Let’s talk about Wall Street – how it works and what’s its relation with crypto.
Wall Street doesn’t care about price, they want flows.
Here is a great quote from former hedge fund manager Ben Hunt on the business model behind Wall Street.
“Most people on the outside of Wall Street think that the goal is to invent or accumulate an asset that goes up in price a lot. They think that’s winning.
What I would say to you is that is not how Wall Street works. They really don’t care about the price of anything.
The way that you make real money is not by the price of something going up, it’s by being in the middle of flow.”
In Ben’s vernacular, “flow” is the never-ending river of money that is looking for investments.
Outside of Wall Street, there is a common perception that Wall Street = investors. To some extent that is true, big asset managers are certainly a part of Wall Street, but it’s also not true.
Wall Street is a marketplace that has a similar business model to many “platform” business models you see today. It is entirely based on facilitating and taking slices of transactions.
For Uber, that means connecting drivers with passengers. For Wall Street, and capital markets more broadly, that means connecting investors with investment opportunities.
On its best days, Wall Street ensures that capital is properly allocated to companies that deserve it. On its worst days, it’s a casino that is happy to milk its customers to the bone.
Ben references the great financial crisis as an example of how this business model can go bad.
“The great financial crisis was all based on the creation of a new asset class called ‘non-conforming residential mortgage-backed securities.’ It was this brilliant idea that there are two parts to mortgages – a loan and the deed.
What if we cut those in two? So that we separated the loan part from the deed or collateral part. We’ll take all these loans and pool them together, tranche them up, and then we’re going to sell them.
This became a $10 trillion asset class. And all of this, the changes in the laws around mortgages, it was all part and parcel of creating a thing where Wall Street could get in the middle of trillions of dollars of flow.”
The system is a real-world manifestation of the paperclip maximizer problem, a thought experiment that explores the danger of artificial intelligence.
The thought experiment warns of the danger of a single-minded AI tasked with ‘maximizing’ the creation of paperclips, which in its most extreme case could end with a world full of paperclips and every human dead.

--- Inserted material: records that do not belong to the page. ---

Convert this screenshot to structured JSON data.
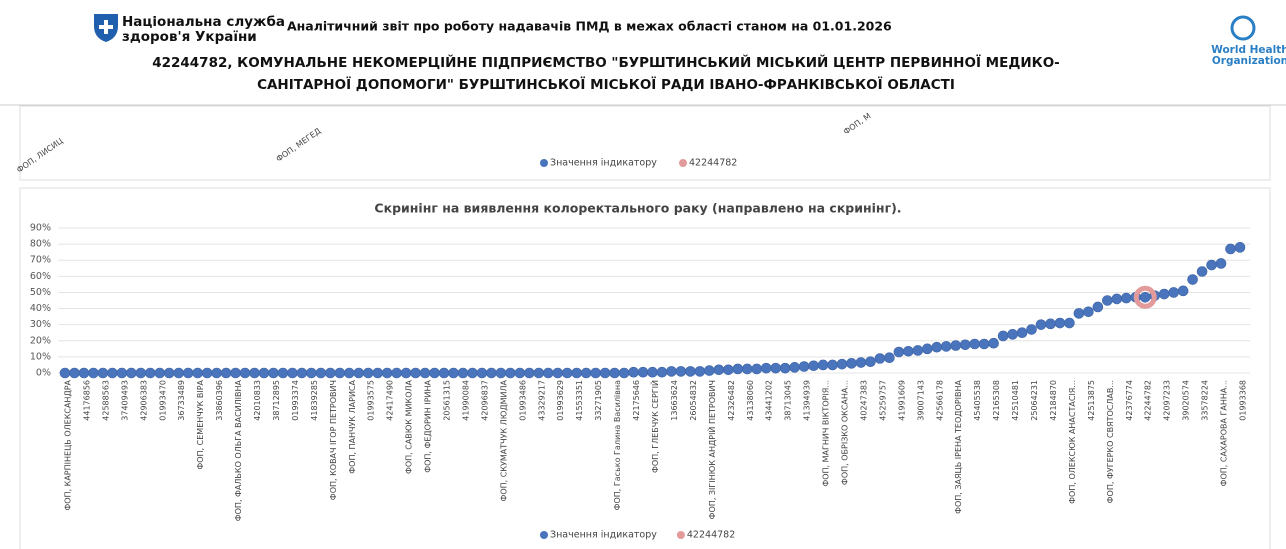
{
  "header": {
    "org_line1": "Національна служба",
    "org_line2": "здоров'я України",
    "report_title": "Аналітичний звіт про роботу надавачів ПМД в межах області станом на 01.01.2026",
    "facility_line1": "42244782, КОМУНАЛЬНЕ НЕКОМЕРЦІЙНЕ ПІДПРИЄМСТВО \"БУРШТИНСЬКИЙ МІСЬКИЙ ЦЕНТР ПЕРВИННОЇ МЕДИКО-",
    "facility_line2": "САНІТАРНОЇ ДОПОМОГИ\" БУРШТИНСЬКОЇ МІСЬКОЇ РАДИ ІВАНО-ФРАНКІВСЬКОЇ ОБЛАСТІ",
    "who_line1": "World Health",
    "who_line2": "Organization"
  },
  "top_panel": {
    "labels": [
      "ФОП, ЛИСИЦ",
      "ФОП, МЕГЕД",
      "ФОП, М"
    ],
    "legend": [
      "Значення індикатору",
      "42244782"
    ]
  },
  "chart_data": {
    "type": "scatter",
    "title": "Скринінг на виявлення колоректального раку (направлено на скринінг).",
    "categories": [
      "ФОП, КАРПІНЕЦЬ ОЛЕКСАНДРА",
      null,
      "44176856",
      null,
      "42588563",
      null,
      "37409493",
      null,
      "42906383",
      null,
      "01993470",
      null,
      "36733489",
      null,
      "ФОП, СЕМЕНЧУК ВІРА",
      null,
      "33860396",
      null,
      "ФОП, ФАЛЬКО ОЛЬГА ВАСИЛІВНА",
      null,
      "42010833",
      null,
      "38712895",
      null,
      "01993374",
      null,
      "41839285",
      null,
      "ФОП, КОВАЧ ІГОР ПЕТРОВИЧ",
      null,
      "ФОП, ПАНЧУК ЛАРИСА",
      null,
      "01993575",
      null,
      "42417490",
      null,
      "ФОП, САВЮК МИКОЛА",
      null,
      "ФОП, ФЕДОРИН ІРИНА",
      null,
      "20561315",
      null,
      "41990084",
      null,
      "42096837",
      null,
      "ФОП, СКУМАТЧУК ЛЮДМИЛА",
      null,
      "01993486",
      null,
      "43329217",
      null,
      "01993629",
      null,
      "41553351",
      null,
      "33271905",
      null,
      "ФОП, Гасько Галина Василівна",
      null,
      "42175646",
      null,
      "ФОП, ГЛЕБЧУК СЕРГІЙ",
      null,
      "13663624",
      null,
      "26054832",
      null,
      "ФОП, ЗІГІНЮК АНДРІЙ ПЕТРОВИЧ",
      null,
      "42326482",
      null,
      "43138060",
      null,
      "43441202",
      null,
      "38713045",
      null,
      "41394939",
      null,
      "ФОП, МАГНИЧ ВІКТОРІЯ...",
      null,
      "ФОП, ОБРІЗКО ОКСАНА...",
      null,
      "40247383",
      null,
      "45259757",
      null,
      "41991609",
      null,
      "39007143",
      null,
      "42566178",
      null,
      "ФОП, ЗАЯЦЬ ІРЕНА ТЕОДОРІВНА",
      null,
      "45405538",
      null,
      "42165308",
      null,
      "42510481",
      null,
      "25064231",
      null,
      "42184870",
      null,
      "ФОП, ОЛЕКСЮК АНАСТАСІЯ...",
      null,
      "42513875",
      null,
      "ФОП, ФУГЕРКО СВЯТОСЛАВ...",
      null,
      "42376774",
      null,
      "42244782",
      null,
      "42097233",
      null,
      "39020574",
      null,
      "33578224",
      null,
      "ФОП, САХАРОВА ГАННА...",
      null,
      "01993368"
    ],
    "series": [
      {
        "name": "Значення індикатору",
        "color": "#4a74bb",
        "values": [
          0,
          0,
          0,
          0,
          0,
          0,
          0,
          0,
          0,
          0,
          0,
          0,
          0,
          0,
          0,
          0,
          0,
          0,
          0,
          0,
          0,
          0,
          0,
          0,
          0,
          0,
          0,
          0,
          0,
          0,
          0,
          0,
          0,
          0,
          0,
          0,
          0,
          0,
          0,
          0,
          0,
          0,
          0,
          0,
          0,
          0,
          0,
          0,
          0,
          0,
          0,
          0,
          0,
          0,
          0,
          0,
          0,
          0,
          0,
          0,
          0.5,
          0.5,
          0.5,
          0.5,
          1,
          1,
          1,
          1,
          1.5,
          2,
          2,
          2.5,
          2.5,
          2.5,
          3,
          3,
          3,
          3.5,
          4,
          4.5,
          5,
          5,
          5.5,
          6,
          6.5,
          7,
          9,
          9.5,
          13,
          13.5,
          14,
          15,
          16,
          16.5,
          17,
          17.5,
          18,
          18,
          18.5,
          23,
          24,
          25,
          27,
          30,
          30.5,
          31,
          31,
          37,
          38,
          41,
          45,
          46,
          46.5,
          47,
          47,
          48,
          49,
          50,
          51,
          58,
          63,
          67,
          68,
          77,
          78
        ]
      },
      {
        "name": "42244782",
        "color": "#e39a9a",
        "values": [
          null,
          null,
          null,
          null,
          null,
          null,
          null,
          null,
          null,
          null,
          null,
          null,
          null,
          null,
          null,
          null,
          null,
          null,
          null,
          null,
          null,
          null,
          null,
          null,
          null,
          null,
          null,
          null,
          null,
          null,
          null,
          null,
          null,
          null,
          null,
          null,
          null,
          null,
          null,
          null,
          null,
          null,
          null,
          null,
          null,
          null,
          null,
          null,
          null,
          null,
          null,
          null,
          null,
          null,
          null,
          null,
          null,
          null,
          null,
          null,
          null,
          null,
          null,
          null,
          null,
          null,
          null,
          null,
          null,
          null,
          null,
          null,
          null,
          null,
          null,
          null,
          null,
          null,
          null,
          null,
          null,
          null,
          null,
          null,
          null,
          null,
          null,
          null,
          null,
          null,
          null,
          null,
          null,
          null,
          null,
          null,
          null,
          null,
          null,
          null,
          null,
          null,
          null,
          null,
          null,
          null,
          null,
          null,
          null,
          null,
          null,
          null,
          null,
          null,
          47,
          null,
          null,
          null,
          null,
          null,
          null,
          null,
          null,
          null,
          null
        ]
      }
    ],
    "ylim": [
      0,
      90
    ],
    "yticks": [
      {
        "value": 0,
        "label": "0%"
      },
      {
        "value": 10,
        "label": "10%"
      },
      {
        "value": 20,
        "label": "20%"
      },
      {
        "value": 30,
        "label": "30%"
      },
      {
        "value": 40,
        "label": "40%"
      },
      {
        "value": 50,
        "label": "50%"
      },
      {
        "value": 60,
        "label": "60%"
      },
      {
        "value": 70,
        "label": "70%"
      },
      {
        "value": 80,
        "label": "80%"
      },
      {
        "value": 90,
        "label": "90%"
      }
    ],
    "grid": true
  }
}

Wall Street is like the AI running that paperclip factory. It is a closed system guarded with gatekeepers that are incentivized to keep churning out paperclips, no matter what.
How do crypto ‘hodlers’ fit into that?
Crypto is the complete antithesis of Wall Street. It is an open, transparent system that is built on the premise of financial inclusion.
The industry encourages financial control and independence, and famously advises its participants to “HODL” as a means of building wealth.
Crypto is designed to eliminate the need for centralized intermediaries and all of the perverse incentives that accompany them. So was the internet though, and we all know how that worked out.
It seems like Wall Street and crypto are on a collision course. I just hope that Bitcoin chews up Wall Street and not the other way around.